Se prima la Signora e Alda si trovavano in una condizione di staticità destinata a perdurare nel tempo, ora hanno l’occasione di svegliarsi dal torpore che le bloccava, e quella salvezza che sembrava fosse possibile soltanto con un intervento di persone estranee, in realtà, arriva dall’interno, da Nevia stessa. La vita del resto del paese continua ad essere quella di prima, una vita in un «mondo logoro», come dice Canali, il postino. Nevia, motore del cambiamento nella famiglia, torna nel torpore dovuto alla sua patologia. Ha però donato nuove possibilità alle altre due donne, le quali sono infine in grado di percepire la bellezza e, in particolare, le potenzialità quasi infinite della vita.
Se la tipizzazione dei personaggi è volutamente resa in modo universalistico, la descrizione degli ambienti è fortemente caratteristica della campagna emiliana nei pressi dello scorrere del Po. La prosa dell’autrice delinea gli elementi naturali di questa parte d’Italia e la sua bellezza rustica e rurale, che trova il suo massimo splendore nei mesi della bella stagione. Con la stessa precisione e luce che si trovano nelle opere dei Macchiaioli Signorini e Fattori si è portati a vedere nitidamente la campagna della pianura del Po, gli argini, l’acqua del fiume, grazie ad uno stile descrittivo realistico ed evocativo.

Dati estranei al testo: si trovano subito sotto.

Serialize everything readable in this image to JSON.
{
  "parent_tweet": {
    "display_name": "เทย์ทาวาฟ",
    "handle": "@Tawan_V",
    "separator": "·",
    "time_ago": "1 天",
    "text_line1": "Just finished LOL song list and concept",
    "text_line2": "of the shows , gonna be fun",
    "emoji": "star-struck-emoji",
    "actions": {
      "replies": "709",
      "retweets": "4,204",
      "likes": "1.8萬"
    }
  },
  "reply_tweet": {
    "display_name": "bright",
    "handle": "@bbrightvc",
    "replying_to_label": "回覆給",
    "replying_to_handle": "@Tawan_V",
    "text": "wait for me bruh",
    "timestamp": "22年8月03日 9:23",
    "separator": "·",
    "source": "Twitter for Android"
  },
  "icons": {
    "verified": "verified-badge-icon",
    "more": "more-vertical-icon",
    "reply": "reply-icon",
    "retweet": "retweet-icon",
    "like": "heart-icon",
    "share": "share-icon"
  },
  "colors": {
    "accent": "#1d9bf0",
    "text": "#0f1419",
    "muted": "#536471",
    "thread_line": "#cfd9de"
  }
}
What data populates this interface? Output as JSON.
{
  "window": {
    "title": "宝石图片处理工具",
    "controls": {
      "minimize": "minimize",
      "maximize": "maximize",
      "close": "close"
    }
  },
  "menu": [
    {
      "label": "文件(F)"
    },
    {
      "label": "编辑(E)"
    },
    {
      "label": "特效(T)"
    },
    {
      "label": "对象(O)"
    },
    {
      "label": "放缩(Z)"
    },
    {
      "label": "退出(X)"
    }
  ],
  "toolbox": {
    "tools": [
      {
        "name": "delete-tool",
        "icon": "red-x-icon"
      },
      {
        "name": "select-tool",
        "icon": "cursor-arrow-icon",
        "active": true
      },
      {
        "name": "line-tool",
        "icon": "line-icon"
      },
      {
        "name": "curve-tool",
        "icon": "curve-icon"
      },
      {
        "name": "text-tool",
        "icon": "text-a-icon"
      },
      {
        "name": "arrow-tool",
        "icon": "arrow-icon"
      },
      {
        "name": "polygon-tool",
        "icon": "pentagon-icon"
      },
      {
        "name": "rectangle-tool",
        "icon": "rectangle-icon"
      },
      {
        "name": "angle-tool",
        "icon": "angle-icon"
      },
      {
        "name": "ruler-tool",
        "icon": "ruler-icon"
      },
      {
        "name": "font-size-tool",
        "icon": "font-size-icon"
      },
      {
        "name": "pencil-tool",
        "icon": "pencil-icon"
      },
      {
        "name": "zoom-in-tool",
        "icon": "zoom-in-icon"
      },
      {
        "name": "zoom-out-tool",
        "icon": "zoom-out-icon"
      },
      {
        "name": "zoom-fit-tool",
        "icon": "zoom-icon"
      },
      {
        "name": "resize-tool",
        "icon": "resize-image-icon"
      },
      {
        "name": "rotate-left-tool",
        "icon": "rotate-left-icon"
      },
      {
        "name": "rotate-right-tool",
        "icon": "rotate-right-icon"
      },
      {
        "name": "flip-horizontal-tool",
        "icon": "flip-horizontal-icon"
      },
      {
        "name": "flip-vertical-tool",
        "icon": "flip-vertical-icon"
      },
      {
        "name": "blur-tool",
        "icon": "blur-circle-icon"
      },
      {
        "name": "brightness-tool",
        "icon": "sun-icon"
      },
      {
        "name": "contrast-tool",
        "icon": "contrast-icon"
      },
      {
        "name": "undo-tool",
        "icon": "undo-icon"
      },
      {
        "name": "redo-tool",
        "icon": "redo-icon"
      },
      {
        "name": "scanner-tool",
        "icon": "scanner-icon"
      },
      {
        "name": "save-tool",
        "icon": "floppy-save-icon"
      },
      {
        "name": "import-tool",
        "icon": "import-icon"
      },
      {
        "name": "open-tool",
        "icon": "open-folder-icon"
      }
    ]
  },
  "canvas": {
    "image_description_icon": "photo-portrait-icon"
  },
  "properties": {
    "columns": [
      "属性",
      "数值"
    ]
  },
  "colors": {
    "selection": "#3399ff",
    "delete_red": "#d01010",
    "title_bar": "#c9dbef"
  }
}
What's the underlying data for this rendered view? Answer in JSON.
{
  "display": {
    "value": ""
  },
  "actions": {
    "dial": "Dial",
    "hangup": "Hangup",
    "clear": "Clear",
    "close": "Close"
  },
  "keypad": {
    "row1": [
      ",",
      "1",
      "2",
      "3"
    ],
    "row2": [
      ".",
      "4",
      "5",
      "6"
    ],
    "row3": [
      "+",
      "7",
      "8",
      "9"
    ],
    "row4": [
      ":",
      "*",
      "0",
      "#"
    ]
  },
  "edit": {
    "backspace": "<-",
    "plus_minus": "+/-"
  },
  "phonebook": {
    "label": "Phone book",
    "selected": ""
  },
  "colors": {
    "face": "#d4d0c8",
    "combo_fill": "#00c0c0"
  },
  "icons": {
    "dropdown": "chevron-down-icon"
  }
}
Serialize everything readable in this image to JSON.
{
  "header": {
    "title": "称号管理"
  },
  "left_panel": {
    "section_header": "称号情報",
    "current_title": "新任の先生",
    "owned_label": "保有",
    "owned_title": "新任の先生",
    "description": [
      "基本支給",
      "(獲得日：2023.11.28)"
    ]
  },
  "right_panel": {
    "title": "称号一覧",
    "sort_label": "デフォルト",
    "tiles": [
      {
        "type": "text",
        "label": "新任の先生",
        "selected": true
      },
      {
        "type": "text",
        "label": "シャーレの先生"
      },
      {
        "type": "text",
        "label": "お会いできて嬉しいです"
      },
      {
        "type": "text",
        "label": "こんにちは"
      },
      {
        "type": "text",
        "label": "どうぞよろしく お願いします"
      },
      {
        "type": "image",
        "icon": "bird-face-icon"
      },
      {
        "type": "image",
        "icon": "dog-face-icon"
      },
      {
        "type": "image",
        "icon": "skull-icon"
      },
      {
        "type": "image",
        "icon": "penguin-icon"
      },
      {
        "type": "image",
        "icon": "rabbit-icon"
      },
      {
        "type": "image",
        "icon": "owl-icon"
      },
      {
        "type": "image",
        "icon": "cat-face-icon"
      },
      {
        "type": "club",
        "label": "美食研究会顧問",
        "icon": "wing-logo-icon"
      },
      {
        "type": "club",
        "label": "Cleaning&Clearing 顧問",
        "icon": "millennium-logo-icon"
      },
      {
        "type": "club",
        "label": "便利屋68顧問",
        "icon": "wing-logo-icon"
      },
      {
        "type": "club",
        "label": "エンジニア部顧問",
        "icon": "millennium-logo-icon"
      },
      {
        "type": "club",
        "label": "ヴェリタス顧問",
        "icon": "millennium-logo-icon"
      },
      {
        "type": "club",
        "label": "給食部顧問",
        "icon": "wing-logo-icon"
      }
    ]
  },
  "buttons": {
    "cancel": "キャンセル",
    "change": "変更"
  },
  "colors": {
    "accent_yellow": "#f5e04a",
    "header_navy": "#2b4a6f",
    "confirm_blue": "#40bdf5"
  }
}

Il romanzo d’esordio della Ceroni racconta una storia di appartenenza ad un luogo, ad un piccolo paese che nella sua immobilità nasconde un divenire ancora da costruire e rinascite simboliche inaspettate e liberatorie contrapposte a morti che non lasciano segni permanenti quanto le nascite. Un luogo il cui incanto si fa più vivido nel momento in cui è necessario partire, ma che si svela anche quotidianamente, per chi sa coglierlo, attraverso gli antichi tesori sepolti nella sabbia del letto del Po.
Una caleidoscopica storia di paese che, nella sua universalità elementare, racconta dei vissuti in cui è facilmente possibile riconoscere la propria esperienza di appartenenza. Un piccolo mondo rurale che presto mostra i difetti sostanziali che lo differenziano da un’Arcadia ma che lo rendono plausibile e atemporale.
Infine, L’Anatra Sposa è anche una storia di crescita. Un racconto di come, nonostante l’appartenenza ad un paese possa sembrare qualcosa di statico, sia possibile per ognuno trovare il proprio percorso personale a partire dall’esperienza collettiva. Perché ciascuno evolve in modo suo, facendo sì che le personalità sostanziali si differenzino da un incipit comune. E dimostrando che è necessario essere consapevoli di appartenere a qualcosa o a qualcuno per potervi frapporre una distanza.